Цвело всё вокруг, княжеский луг за Стриженью весь был словно раскрашен розовыми, голубыми, синими, жёлтыми красками, как узорчатый персидский ковёр, радостью жизни веяло в воздухе, птицы весело щебетали в саду, и так не хотелось Владимиру надевать кольчугу, шелом, брать в руки меч, так не хотелось расставаться с женой, с отцом, с Черниговом. Но, к несчастью, не волен он. Дела и заботы державные — это было превыше всего.

— Ты... Береги себя... — прервала затянувшееся молчание Гида. — Христом-Богом молю... В гущу... Гущу схватки... Не ходи... Помни: ребёнок... Будет у нас.

На глазах княгини заблестели слёзы.

Владимир порывисто обнял её, прижал к себе и целовал, долго, страстно, Гида отвечала ему, прижималась, плакала, улыбалась сквозь слёзы. Так долго сидели они на скамье в светлице и не могли друг от друга оторваться, внезапно впервые почувствовав, что стали родными, близкими друг другу; именно сейчас, в этот миг, зная о предстоящей разлуке, словно слились они в одно нераздельное целое.

Глава 79РАТНАЯ СЛАВА


Порывистые южные ветры, какие часто налетали на Волынь в начале осени, неся с собой обжигающую пыль степных шляхов, внезапно стихли. Возвращающееся из похода в Чехию русское воинство встречал мерный перестук дятлов в лесу, шорох листвы и первые спешащие на юг птичьи стаи в высоком, чисто вымытом небе.

— Лепо, — завертел головой по сторонам очарованный Бусыга. — Вот она, земля Русская.

Старый воевода Иван Жирославич, седой, весь ссутулившийся, словно уменьшившийся в последние годы, согласно кивнул:

— Велика и необъятна земля наша, други, — промолвил он. — Нигде таковой боле несть. Вот побывал и в Тавриде, и по морям-окиянам Господь поносил, и в степь за Волгою даж един раз заехал — а такого нигде не видывал. И не было, верно, николи иной такой земли.

Возвращался из дальнего похода вместе со всеми и Талец, ехал в обозе, сидел на телеге, свесив ноги. Шуйца была у Тальца на перевязи — в последней схватке впилась ему в плечо оперённая шальная стрела.

Воевода Иван сам осторожно вытащил из окровавленной раны лихую пришелицу, смазал плечо Тальца мазью, весело подмигнул:

— Ничего, хлопец. До свадьбы заживёт.

Вообще, поход выдался удачным. Много золота, серебра, дорогой рухляди везли они на Русь.

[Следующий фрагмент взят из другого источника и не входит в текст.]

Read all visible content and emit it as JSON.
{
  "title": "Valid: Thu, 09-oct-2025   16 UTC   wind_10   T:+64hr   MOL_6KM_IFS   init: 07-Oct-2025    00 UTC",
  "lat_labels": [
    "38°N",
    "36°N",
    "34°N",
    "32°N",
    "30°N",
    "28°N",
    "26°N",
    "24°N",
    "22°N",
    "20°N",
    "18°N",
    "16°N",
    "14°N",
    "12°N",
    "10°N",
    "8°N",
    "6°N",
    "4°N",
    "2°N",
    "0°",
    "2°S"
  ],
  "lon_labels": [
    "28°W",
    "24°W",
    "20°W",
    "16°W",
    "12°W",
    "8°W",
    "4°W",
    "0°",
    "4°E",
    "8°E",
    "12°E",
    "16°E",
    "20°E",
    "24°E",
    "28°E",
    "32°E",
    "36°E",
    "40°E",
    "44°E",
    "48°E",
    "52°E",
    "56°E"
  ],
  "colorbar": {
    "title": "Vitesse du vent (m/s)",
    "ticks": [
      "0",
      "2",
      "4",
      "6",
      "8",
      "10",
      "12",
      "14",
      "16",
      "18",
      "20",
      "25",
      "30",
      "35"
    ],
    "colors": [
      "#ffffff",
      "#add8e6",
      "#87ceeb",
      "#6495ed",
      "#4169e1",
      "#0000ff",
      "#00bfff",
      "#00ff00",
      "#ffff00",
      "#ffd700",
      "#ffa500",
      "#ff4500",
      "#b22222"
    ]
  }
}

Двадцатитрёхлетний князь Владимир ехал в челе войска. Опустив голову, одно за другим вспоминал он события грозного лета. В памяти его всплывали картины битв, пожаров, осад каменных крепостей...

...Лучи жаркого майского солнца раскаляли булатные шеломы, над густо покрытыми зеленью холмами стояло марево, пот катился градом по лицу. Измождённая утомительной скачкой спина ныла от усталости, когда Владимир с двумя дружинами, туровской и смоленской, а также с частью отцовой молодшей дружины и черниговским полком встретил наконец под Луцком Олега. Волыняне раскинули свой стан посреди поля в нескольких верстах[292] от города. Гридень подвёл Владимира к большому красному шатру, из которого тотчас вышел ему навстречу облачённый в короткий кожаный полукафтан улыбающийся Олег, пепельноволосый, крепко сбитый, широкий в плечах, одно слово — удатный молодец.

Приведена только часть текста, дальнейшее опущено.